Делириозные состояния в зависимости от вызвавшей их причины характеризуют некоторые специфические особенности. При алкогольном делирии галлюцинации носят устрашающий характер, часто это фигурки чертей, покойники, змеи. Тревога и страх своеобразно сочетаются с эйфорией и юмористическим отношением к своим переживаниям (юмор висельника). При инфекционном делирии характерно галлюцинаторное движение: больные проваливаются в пропасти, взлетают на самолетах, переживают крушения и катастрофы. При атро- пиновом делирии особенно часто больные видят множество бесцветных насекомых, резко выражены тактильные галлюцинации, больше в конечностях. Тетраэтилсвинцовый делирий сопровождается специфическими ощущениями наличия волос и нитей во рту, извлечением которых постоянно занят больной.

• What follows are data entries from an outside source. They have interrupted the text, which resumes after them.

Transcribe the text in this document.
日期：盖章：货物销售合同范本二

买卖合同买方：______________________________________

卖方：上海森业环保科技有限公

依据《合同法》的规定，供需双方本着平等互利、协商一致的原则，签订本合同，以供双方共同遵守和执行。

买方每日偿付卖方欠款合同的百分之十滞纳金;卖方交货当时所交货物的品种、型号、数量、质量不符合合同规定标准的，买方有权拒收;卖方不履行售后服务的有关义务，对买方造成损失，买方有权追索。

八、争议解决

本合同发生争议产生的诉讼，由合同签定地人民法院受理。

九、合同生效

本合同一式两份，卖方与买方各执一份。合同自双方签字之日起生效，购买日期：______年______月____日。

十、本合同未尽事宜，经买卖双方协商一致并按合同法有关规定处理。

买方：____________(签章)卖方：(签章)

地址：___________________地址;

Некоторые случаи делирия, особенно у лиц старшего возраста, могут не сопровождаться глубокими эмоциональными нарушениями, отчего и галлюцинаторные переживания не имеют устрашающего характера. Больные видят себя в привычной рабочей обстановке, совершают однообразные движения, свойственные их профессии: портной шьет невидимой иглой, повар готовит котлеты, сапожник забивает воображаемые гвозди и т. д. Такой вид делирия называется профессиональным.

У соматически ослабленных больных, особенно в терминальной стадии заболеваний, сопровождающихся массивной интоксикацией, таких как рак, может наблюдаться картина делириозного синдрома без двигательного возбуждения. Больные суетливы в пределах постели, постоянно негромко говорят, причем речь их бессвязна и ни к кому не обращена. Ориентировка в месте и во времени нарушена, отсутствует сон. Этот вид делирия носит название мусситирующего.

У больных со старческим слабоумием в сочетании с глубокими амнестическими нарушениями также может наблюдаться дезориентировка в месте и во времени, а свойственные им ложные узнавания посторонний наблюдатель легко может принять за галлюцинаторные и иллюзорные восприятия. Речь таких больных бессвязна, контакт с ними носит отрывочный характер, поэтому некоторые авторы склонны рассматривать подобные состояния как особую форму делириозного синдрома — амнестический делирий, в отличие от всех других форм делирия имеющий хроническое течение.

Патогенез делирия был изучен Е. А. Поповым (цит. по Архангельскому А. Е., 1994), который сопоставил фантастические переживания больных со сновидениями в физиологическом сне, также отличающимися преимущественно зрительным характером, чувственной окраской и полиморфностью.